The public event held by Metsä Group on the overhaul of the Kemi pulp mill gathered some 90 interested people to Kemi cultural centre on a summery evening on 25 June . CEO Ismo Nousiainen opened the event by telling the audience that Metsä Fibre is the world’s leading producer of bleached softwood market pulp. The company is also Finland’s largest with regard to the production of sawn timber.
“Our strategy is based on keeping our production units in good shape. We modernise them with correctly timed investments which improve production efficiency, product quality and environmental performance.”
This is precisely what the investment in Metsä Fibre’s oldest mill, the Kemi pulp mill, is about.

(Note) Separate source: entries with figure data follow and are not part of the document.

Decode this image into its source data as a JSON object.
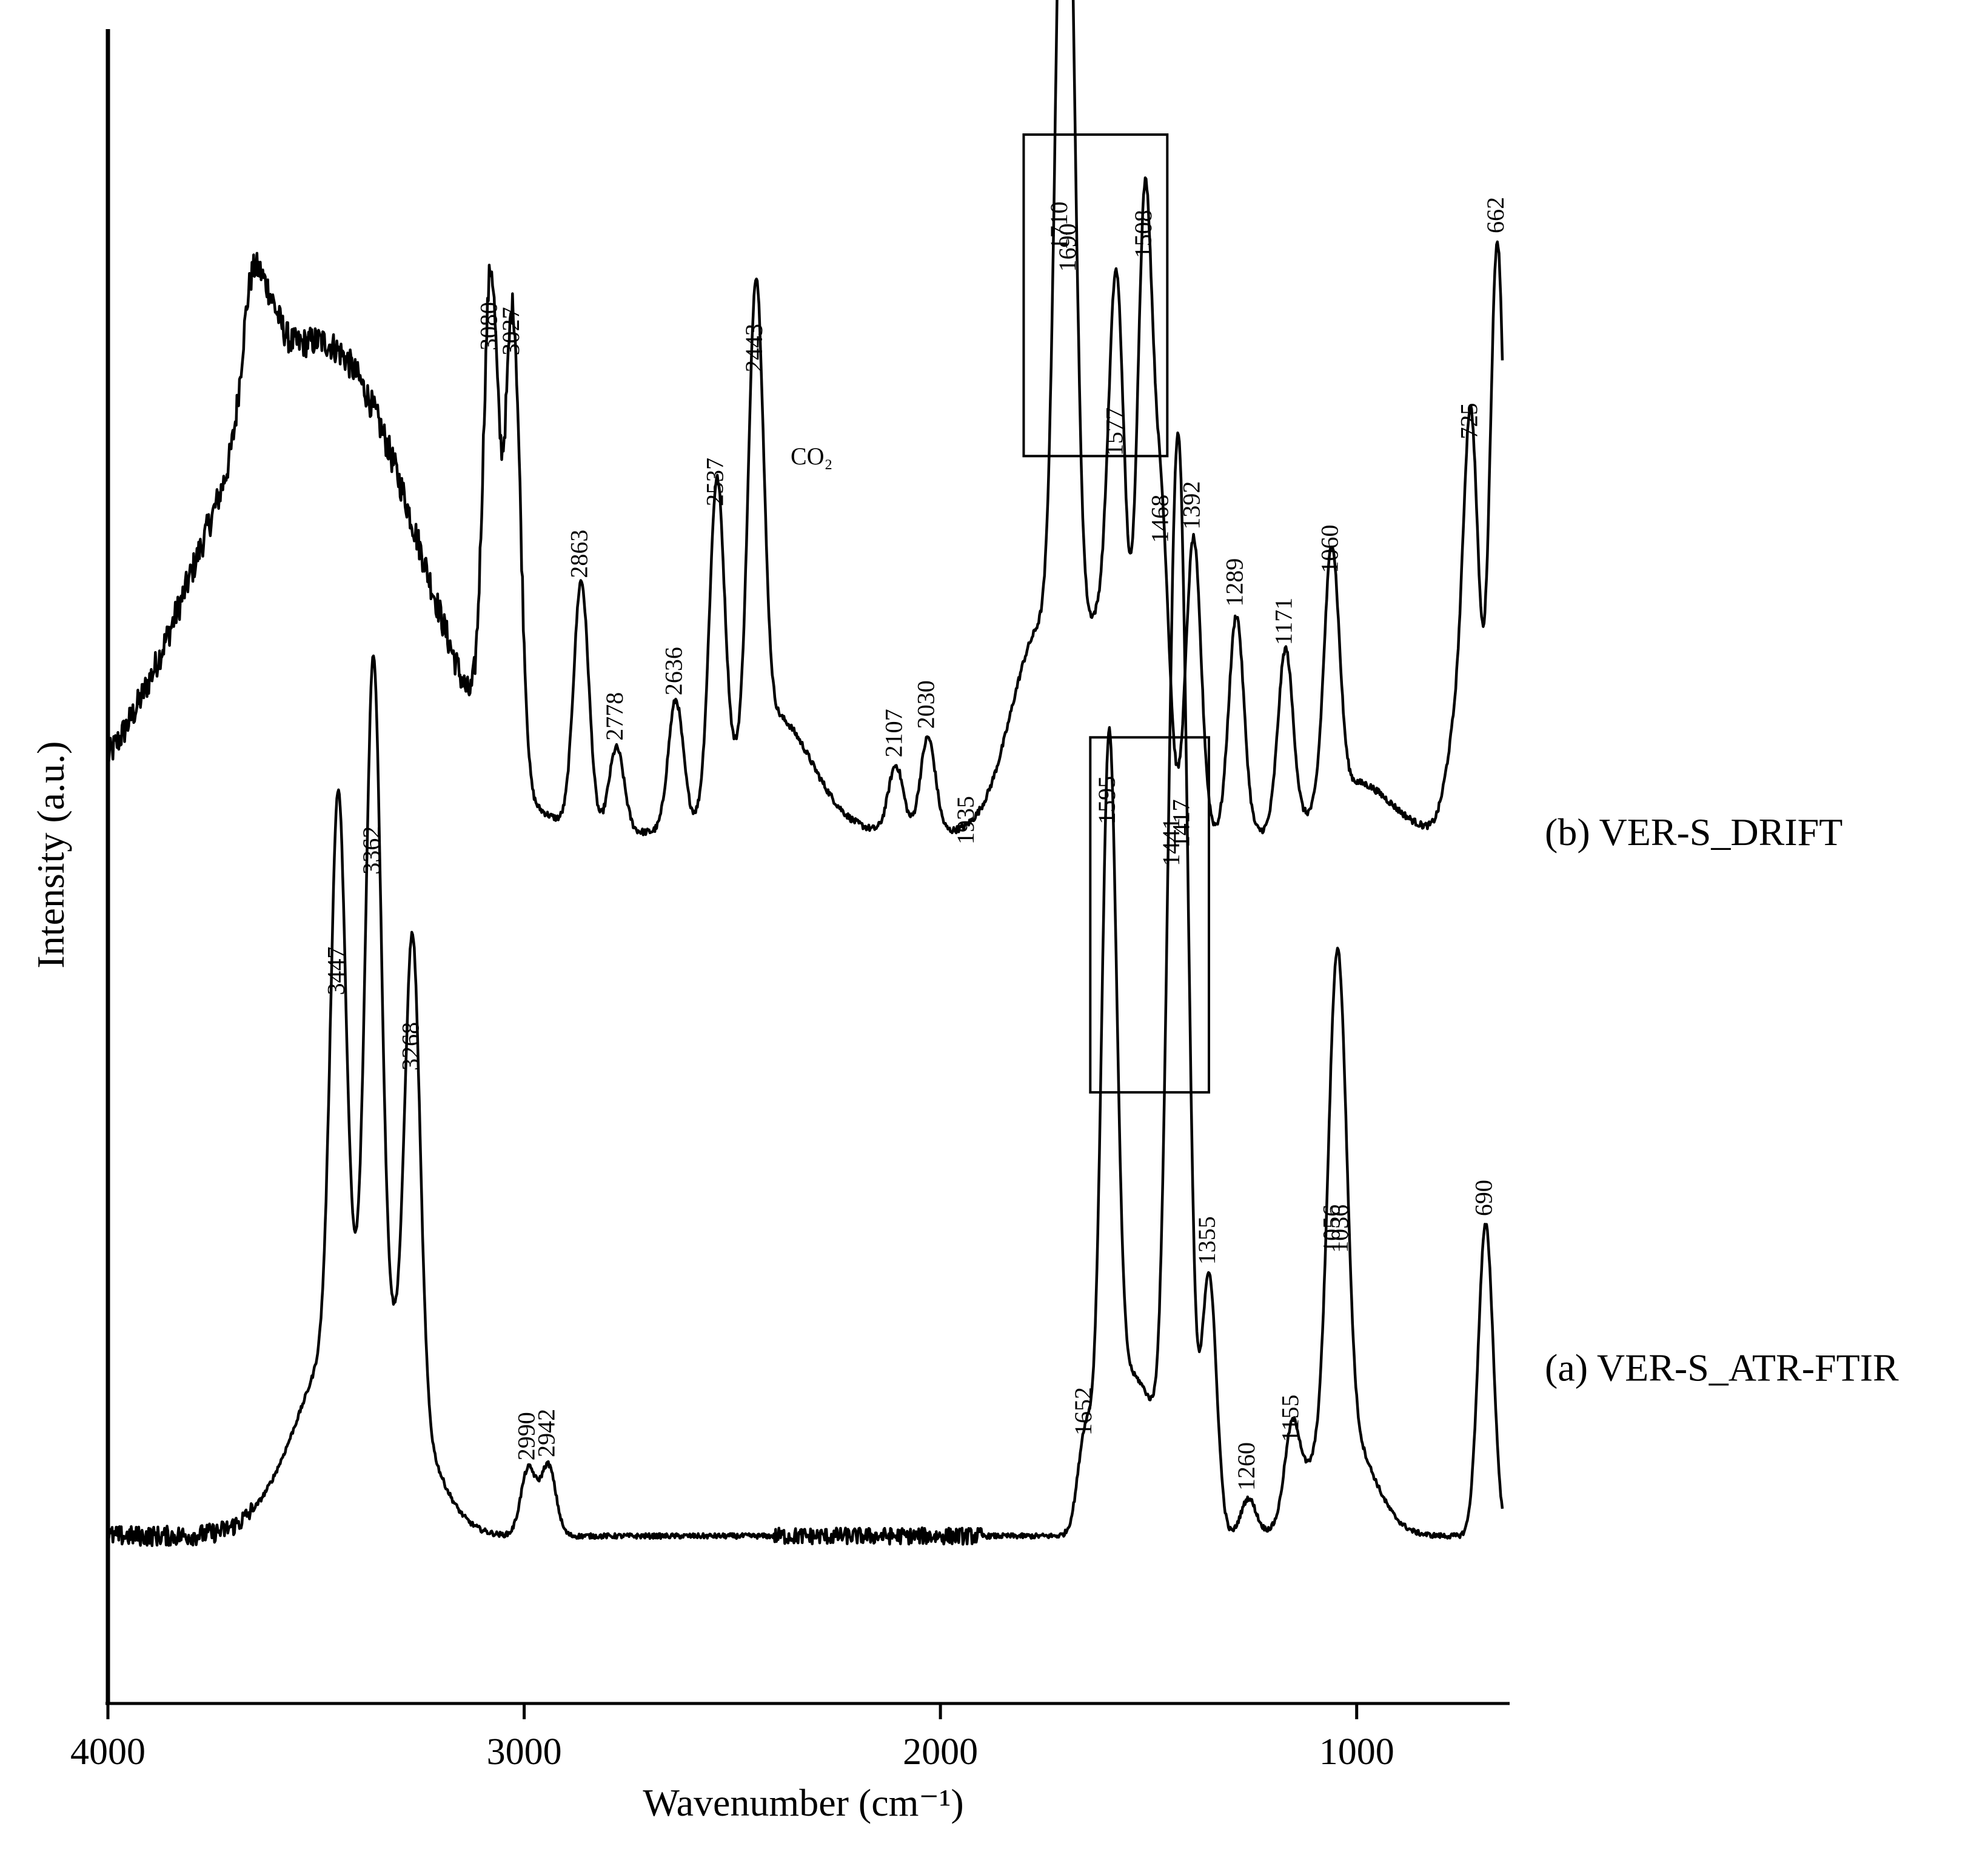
{
  "chart_data": {
    "type": "line",
    "title": "",
    "xlabel": "Wavenumber (cm⁻¹)",
    "ylabel": "Intensity (a.u.)",
    "xlim": [
      4000,
      650
    ],
    "x_reversed": true,
    "x_ticks": [
      4000,
      3000,
      2000,
      1000
    ],
    "y_ticks_shown": false,
    "grid": false,
    "legend": "none",
    "annotation": "CO₂",
    "series": [
      {
        "name": "(b) VER-S_DRIFT",
        "baseline": 0.52,
        "peaks": [
          {
            "x": 3080,
            "y": 0.803,
            "label": "3080"
          },
          {
            "x": 3027,
            "y": 0.8,
            "label": "3027"
          },
          {
            "x": 2863,
            "y": 0.667,
            "label": "2863"
          },
          {
            "x": 2778,
            "y": 0.57,
            "label": "2778"
          },
          {
            "x": 2636,
            "y": 0.597,
            "label": "2636"
          },
          {
            "x": 2537,
            "y": 0.71,
            "label": "2537"
          },
          {
            "x": 2443,
            "y": 0.79,
            "label": "2443"
          },
          {
            "x": 2107,
            "y": 0.56,
            "label": "2107"
          },
          {
            "x": 2030,
            "y": 0.577,
            "label": "2030"
          },
          {
            "x": 1935,
            "y": 0.508,
            "label": "1935"
          },
          {
            "x": 1710,
            "y": 0.863,
            "label": "1710"
          },
          {
            "x": 1690,
            "y": 0.85,
            "label": "1690"
          },
          {
            "x": 1577,
            "y": 0.74,
            "label": "1577"
          },
          {
            "x": 1508,
            "y": 0.858,
            "label": "1508"
          },
          {
            "x": 1468,
            "y": 0.688,
            "label": "1468"
          },
          {
            "x": 1392,
            "y": 0.696,
            "label": "1392"
          },
          {
            "x": 1289,
            "y": 0.65,
            "label": "1289"
          },
          {
            "x": 1171,
            "y": 0.627,
            "label": "1171"
          },
          {
            "x": 1060,
            "y": 0.67,
            "label": "1060"
          },
          {
            "x": 725,
            "y": 0.75,
            "label": "725"
          },
          {
            "x": 662,
            "y": 0.873,
            "label": "662"
          }
        ]
      },
      {
        "name": "(a) VER-S_ATR-FTIR",
        "baseline": 0.1,
        "peaks": [
          {
            "x": 3447,
            "y": 0.418,
            "label": "3447"
          },
          {
            "x": 3362,
            "y": 0.49,
            "label": "3362"
          },
          {
            "x": 3268,
            "y": 0.373,
            "label": "3268"
          },
          {
            "x": 2990,
            "y": 0.14,
            "label": "2990"
          },
          {
            "x": 2942,
            "y": 0.142,
            "label": "2942"
          },
          {
            "x": 1652,
            "y": 0.155,
            "label": "1652"
          },
          {
            "x": 1595,
            "y": 0.52,
            "label": "1595"
          },
          {
            "x": 1441,
            "y": 0.495,
            "label": "1441"
          },
          {
            "x": 1417,
            "y": 0.506,
            "label": "1417"
          },
          {
            "x": 1355,
            "y": 0.257,
            "label": "1355"
          },
          {
            "x": 1260,
            "y": 0.122,
            "label": "1260"
          },
          {
            "x": 1155,
            "y": 0.151,
            "label": "1155"
          },
          {
            "x": 1056,
            "y": 0.264,
            "label": "1056"
          },
          {
            "x": 1036,
            "y": 0.264,
            "label": "1036"
          },
          {
            "x": 690,
            "y": 0.286,
            "label": "690"
          }
        ]
      }
    ],
    "highlight_boxes": [
      {
        "series": "(b) VER-S_DRIFT",
        "x_range": [
          1800,
          1455
        ],
        "y_range": [
          0.745,
          0.937
        ]
      },
      {
        "series": "(a) VER-S_ATR-FTIR",
        "x_range": [
          1640,
          1355
        ],
        "y_range": [
          0.365,
          0.577
        ]
      }
    ]
  }
}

“We have to make a decision on how to renew the Kemi pulp mill. What I can promise you is that we will continue our operations here,” said Nousiainen.
Building an entirely new bioproduct mill or modernise the current pulp mill
The options available at Kemi number exactly two: Building an entirely new bioproduct mill with clearly higher production volumes and wood consumption. This would bring more than five hundred new jobs to harvesting and transport. The other option would be to modernise the current pulp mill. This would keep production volumes and the employment effect unchanged.
The prefeasibility study will be finished by the summer of 2019. According to Timo Merikallio, the head of the project, the most important thing in building the new mill is an investigation of the wood supply and logistics – in other words, the transportation of the wood and products to global markets.
“If the capabilities for that cannot be found, we’ll go for option two.”
The audience played an active role in the discussion. Tuire Kourula, who hails from Kemi, asked whether the forests have enough wood for the first option. According to Juha Mäntylä, Executive Vice President, Metsä Group, the new bioproduct mill would impact wood flows in the entire Baltic Sea area. In Finland, pulpwood felling can be increased sustainably, in the first phase, by six million cubic metres a year and, starting from 2025, by nine million cubic metres a year. The new bioproduct mill at Äänekoski will be using part of this felling potential.
Mäntylä estimates that the felling potential will increase by another two or three million cubic metres once the new national forest inventory figures will be published. The new Kemi bioproduct mill would use 6.7 million cubic metres of wood: 3.6 million cubic metres more than the current mill – and approximately the same volume as the new mill at Äänekoski consumes. Mäntylä added that the good news is that the potential for pulpwood is found particularly in northern Finland.
At the end of the event, Ismo Nousiainen revealed that the new bioproduct mill project goes by the name of Polar King. The name was suggested by the company’s personnel in Kemi mills.
“We already have a queen, the Polar Queen, in Kemi – our paperboard machine. Now our plan is to introduce a new royal/polar match: the Polar Queen and the Polar King!”